UNIVERSITY PARK — With four starters toting GPAs of 3.4 or higher, the offensive line can make the claim of being the brains of the Penn State football team.
The wit helps during charged situations such as when coaches remove starters in the middle of games for non-performance reasons.
The competitor in sophomore Miles Dieffenbach wants to keep playing. Instead of moping, Dieffenbach exhales.
He scans the field. He reasons. He knows the offensive line shuffling will make the Nittany Lions stronger.
“You want to stay in there and you want to do the best for your team that you can,” he said Wednesday. “You have to listen to what the coaches say because what they say is best for the team. You have to do what they say, and in the end, hopefully it’s better for the offensive line.”
In an effort to construct depth, Penn State rotated its first-team line throughout victories over Navy and Temple.
Dieffenbach starts at left guard. By all accounts, the sophomore has performed admirably in his first year as a starter.
But for two straight weeks, Dieffenbach stepped aside to allow Angelo Mangiro and Ty Howle to receive first-team work. Dieffenbach still took the majority of the snaps in both games.
The situation contrasts with last year, when offensive starters Quinn Barham, Chima Okoli, DeOn’tae Pannell, Matt Stankiewitch and Johnnie Troutman played nearly every key offensive snap.
“It’s good to catch breaks at some points in games,” Dieffenbach said. “But I think the best thing that it does is add depth to our offensive line. You never know what’s going to happen with injuries. You don’t want to have only five guys playing in games. You don’t want somebody who’s like a blind dog going in and they don’t know what they are doing.”
Penn State opened the season with Dieffenbach, Stankiewitch, John Urschel, Donovan Smith and Mike Farrell on the starting line. Smith suffered an ankle injury at Virginia, forcing him to miss the past two games. He’s expected to return Saturday when the Nittany Lions face Illinois at noon in Champaign.
Farrell moved from right to left tackle in Smith’s absence. Adam Gress has started and shared time with Eric Shrive at right tackle the past two weeks.
The 6-foot-6, 311-pound Gress said players are conditioned to play an entire game. But in his view, a few snaps to recharge isn’t a bad thing.
“Sometimes you are winded,” Gress said. “Sometimes you have a bad play and you get a quick series off for a couple of plays and it just allows you to kind of regroup and bounce back.”
The rotation, along with the return of the 6-foot-5, 316-pound Smith, has a unit that returned just one starter energized for Big Ten play. Stankiewitch, a senior center who started all 13 games last year, said the line is playing with an increased swagger.
“We have more of an attitude that we are going to come after you,” he said. “We are not going to be sitting there waiting for you to make a move.”
The group also enjoys competing off the field. At last week’s pregame meal, Dieffenbach downloaded brain teasers on his cell phone and quizzed Urschel. To his surprise, Dieffenbach stumped Urschel, a math wizard who graduated in three years.
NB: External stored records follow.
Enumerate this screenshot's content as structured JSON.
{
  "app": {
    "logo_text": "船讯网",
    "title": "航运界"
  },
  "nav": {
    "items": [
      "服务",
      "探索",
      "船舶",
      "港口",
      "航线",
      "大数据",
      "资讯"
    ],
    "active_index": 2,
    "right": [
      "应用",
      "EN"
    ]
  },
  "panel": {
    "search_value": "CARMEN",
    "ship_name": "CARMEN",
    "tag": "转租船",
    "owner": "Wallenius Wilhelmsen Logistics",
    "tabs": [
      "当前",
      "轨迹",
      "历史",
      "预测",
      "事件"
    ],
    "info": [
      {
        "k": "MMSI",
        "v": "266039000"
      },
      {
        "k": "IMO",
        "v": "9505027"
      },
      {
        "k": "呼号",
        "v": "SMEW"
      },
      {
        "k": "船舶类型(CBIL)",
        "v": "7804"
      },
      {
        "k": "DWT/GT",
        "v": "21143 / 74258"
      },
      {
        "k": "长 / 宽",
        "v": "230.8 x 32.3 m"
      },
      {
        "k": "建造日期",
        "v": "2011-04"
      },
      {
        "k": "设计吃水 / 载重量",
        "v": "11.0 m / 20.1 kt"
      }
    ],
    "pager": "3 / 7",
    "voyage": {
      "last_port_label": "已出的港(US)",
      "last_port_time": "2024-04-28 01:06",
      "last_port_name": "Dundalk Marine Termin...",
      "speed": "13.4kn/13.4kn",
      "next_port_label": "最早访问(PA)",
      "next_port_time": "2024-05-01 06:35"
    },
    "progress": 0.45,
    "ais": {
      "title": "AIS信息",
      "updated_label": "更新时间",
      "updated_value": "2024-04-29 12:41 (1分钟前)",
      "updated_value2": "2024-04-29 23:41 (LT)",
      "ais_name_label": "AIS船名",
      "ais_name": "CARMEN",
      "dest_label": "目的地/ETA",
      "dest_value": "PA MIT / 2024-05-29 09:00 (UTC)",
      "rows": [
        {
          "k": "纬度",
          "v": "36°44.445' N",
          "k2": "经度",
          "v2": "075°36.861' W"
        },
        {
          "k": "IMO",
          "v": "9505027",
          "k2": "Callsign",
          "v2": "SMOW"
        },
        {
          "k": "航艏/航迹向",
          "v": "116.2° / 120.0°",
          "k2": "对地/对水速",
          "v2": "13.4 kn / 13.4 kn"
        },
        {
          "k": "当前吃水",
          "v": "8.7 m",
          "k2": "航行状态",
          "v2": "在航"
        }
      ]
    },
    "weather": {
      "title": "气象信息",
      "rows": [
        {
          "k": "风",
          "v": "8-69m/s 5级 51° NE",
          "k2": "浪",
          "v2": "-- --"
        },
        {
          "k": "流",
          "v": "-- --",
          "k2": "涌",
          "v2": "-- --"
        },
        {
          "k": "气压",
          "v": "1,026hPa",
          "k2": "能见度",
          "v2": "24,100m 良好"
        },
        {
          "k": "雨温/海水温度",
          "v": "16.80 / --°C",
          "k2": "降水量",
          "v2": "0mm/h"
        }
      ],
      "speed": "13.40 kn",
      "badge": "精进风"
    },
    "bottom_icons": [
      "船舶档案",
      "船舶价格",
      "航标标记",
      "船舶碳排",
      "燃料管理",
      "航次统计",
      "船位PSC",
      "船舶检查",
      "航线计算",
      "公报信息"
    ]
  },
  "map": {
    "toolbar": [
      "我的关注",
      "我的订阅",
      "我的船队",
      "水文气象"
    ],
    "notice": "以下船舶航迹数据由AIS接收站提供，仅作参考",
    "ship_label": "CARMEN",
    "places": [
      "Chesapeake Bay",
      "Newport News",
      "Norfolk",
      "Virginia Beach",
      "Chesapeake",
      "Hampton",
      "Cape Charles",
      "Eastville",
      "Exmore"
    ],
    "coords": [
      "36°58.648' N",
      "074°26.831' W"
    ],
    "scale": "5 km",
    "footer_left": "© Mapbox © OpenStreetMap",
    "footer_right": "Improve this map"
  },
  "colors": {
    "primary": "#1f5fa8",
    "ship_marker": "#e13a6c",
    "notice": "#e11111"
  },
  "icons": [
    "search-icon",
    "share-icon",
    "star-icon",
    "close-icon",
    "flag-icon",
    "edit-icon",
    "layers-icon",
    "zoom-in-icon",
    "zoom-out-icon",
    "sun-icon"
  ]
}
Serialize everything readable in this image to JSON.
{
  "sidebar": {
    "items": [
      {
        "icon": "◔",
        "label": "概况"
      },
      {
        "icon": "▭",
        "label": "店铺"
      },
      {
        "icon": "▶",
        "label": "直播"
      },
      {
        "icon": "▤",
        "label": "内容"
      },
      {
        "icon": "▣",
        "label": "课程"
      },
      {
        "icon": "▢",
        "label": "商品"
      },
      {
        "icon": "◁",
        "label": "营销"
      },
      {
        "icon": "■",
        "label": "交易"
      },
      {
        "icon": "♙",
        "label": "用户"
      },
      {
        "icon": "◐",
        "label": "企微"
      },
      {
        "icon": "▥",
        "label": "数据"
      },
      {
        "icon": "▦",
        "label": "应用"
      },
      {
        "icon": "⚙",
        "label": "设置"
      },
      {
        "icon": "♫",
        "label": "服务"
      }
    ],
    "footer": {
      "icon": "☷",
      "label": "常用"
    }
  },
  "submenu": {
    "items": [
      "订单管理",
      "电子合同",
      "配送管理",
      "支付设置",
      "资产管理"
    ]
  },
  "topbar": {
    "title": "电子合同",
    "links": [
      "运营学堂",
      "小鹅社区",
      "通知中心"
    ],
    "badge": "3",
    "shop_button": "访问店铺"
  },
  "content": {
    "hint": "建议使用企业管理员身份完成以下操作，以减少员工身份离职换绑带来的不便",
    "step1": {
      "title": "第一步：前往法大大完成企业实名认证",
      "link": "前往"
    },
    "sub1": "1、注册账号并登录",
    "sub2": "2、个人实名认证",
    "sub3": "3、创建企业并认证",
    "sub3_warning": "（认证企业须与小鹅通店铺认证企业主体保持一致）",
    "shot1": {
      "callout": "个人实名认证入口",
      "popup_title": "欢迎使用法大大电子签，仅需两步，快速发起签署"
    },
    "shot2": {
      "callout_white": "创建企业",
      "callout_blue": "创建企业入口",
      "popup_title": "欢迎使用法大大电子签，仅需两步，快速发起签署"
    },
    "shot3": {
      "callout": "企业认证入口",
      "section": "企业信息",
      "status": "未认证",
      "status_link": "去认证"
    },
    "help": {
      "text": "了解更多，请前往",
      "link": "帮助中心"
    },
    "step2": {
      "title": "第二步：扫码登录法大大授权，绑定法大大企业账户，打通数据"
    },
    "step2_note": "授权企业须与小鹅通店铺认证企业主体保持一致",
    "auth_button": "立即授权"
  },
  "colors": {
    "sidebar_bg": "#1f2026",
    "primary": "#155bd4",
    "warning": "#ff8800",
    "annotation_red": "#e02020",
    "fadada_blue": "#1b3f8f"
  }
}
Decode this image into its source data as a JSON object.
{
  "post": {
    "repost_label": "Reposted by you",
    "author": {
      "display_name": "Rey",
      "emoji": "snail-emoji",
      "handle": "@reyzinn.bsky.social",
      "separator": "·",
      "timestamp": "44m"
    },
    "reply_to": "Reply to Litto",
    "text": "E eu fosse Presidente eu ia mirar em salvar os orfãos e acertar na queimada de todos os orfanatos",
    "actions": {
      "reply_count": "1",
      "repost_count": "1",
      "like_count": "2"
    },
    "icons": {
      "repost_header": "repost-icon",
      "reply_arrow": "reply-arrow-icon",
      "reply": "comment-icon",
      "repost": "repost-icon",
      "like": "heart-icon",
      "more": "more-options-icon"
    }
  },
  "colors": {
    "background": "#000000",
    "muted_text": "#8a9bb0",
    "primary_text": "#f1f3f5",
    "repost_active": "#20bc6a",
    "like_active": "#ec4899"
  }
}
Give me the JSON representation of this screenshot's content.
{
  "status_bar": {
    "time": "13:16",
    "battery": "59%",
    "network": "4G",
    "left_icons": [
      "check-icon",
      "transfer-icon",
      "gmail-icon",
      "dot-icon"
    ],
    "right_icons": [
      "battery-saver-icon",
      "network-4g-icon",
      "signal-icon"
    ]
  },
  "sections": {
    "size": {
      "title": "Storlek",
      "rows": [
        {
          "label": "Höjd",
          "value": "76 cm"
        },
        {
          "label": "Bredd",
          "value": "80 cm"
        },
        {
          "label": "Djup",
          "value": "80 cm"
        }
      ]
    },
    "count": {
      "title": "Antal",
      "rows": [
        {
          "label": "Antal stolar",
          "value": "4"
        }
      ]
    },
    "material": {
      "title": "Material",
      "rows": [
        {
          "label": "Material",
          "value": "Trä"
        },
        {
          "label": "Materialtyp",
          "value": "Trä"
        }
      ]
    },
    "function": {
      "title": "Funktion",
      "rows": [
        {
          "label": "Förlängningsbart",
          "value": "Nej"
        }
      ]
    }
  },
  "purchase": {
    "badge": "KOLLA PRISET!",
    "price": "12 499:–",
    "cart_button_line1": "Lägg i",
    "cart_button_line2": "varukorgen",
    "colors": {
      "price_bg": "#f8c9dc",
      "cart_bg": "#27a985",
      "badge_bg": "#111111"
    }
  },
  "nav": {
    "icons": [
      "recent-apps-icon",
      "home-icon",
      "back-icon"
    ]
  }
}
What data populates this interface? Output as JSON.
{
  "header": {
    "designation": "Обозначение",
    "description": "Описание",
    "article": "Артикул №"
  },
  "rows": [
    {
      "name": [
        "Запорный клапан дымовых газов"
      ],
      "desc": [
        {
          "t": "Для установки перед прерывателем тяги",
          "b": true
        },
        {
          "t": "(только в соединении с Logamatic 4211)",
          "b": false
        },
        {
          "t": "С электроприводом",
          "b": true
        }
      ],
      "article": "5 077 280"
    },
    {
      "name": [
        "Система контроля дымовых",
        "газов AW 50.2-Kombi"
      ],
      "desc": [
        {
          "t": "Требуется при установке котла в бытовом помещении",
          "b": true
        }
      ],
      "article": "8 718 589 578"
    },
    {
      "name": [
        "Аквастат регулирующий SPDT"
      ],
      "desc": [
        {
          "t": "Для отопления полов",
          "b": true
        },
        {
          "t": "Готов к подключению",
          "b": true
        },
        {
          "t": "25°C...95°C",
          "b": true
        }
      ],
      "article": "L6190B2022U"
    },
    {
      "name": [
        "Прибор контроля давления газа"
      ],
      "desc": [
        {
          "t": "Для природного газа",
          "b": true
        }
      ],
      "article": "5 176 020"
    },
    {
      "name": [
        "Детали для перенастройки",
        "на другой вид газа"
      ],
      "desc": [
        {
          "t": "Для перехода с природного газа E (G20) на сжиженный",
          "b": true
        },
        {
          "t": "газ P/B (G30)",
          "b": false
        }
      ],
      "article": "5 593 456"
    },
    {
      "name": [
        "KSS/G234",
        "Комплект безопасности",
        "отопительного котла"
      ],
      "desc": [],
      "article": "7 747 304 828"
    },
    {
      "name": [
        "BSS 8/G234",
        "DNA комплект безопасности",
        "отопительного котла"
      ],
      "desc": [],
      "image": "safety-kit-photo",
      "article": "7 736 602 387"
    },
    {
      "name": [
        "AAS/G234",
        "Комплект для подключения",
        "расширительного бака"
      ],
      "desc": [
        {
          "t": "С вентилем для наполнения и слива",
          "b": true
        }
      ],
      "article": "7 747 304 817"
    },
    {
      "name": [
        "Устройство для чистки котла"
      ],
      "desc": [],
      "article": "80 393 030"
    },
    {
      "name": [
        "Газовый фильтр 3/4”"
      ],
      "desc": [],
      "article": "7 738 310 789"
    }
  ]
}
“He didn’t get them all right last weekend against Temple,” Dieffenbach said. “We will see how he does this week.”
On the field, this week’s test is immense. Illinois’ defensive line includes Lombardi Award candidates Michael Buchanan and Akeem Spence, an agile, active and forceful pair.
“It’s going to be hard to block them,” Dieffenbach said. “They are aggressive, they are strong, they are quick, they are everything you are looking for in a good defensive line. We have to stick to our guns and play aggressive, but we have to play smart and we have to know what they are doing and utilize our attributes to the best of our abilities.”
Playing smart isn’t asking too much of Penn State’s line.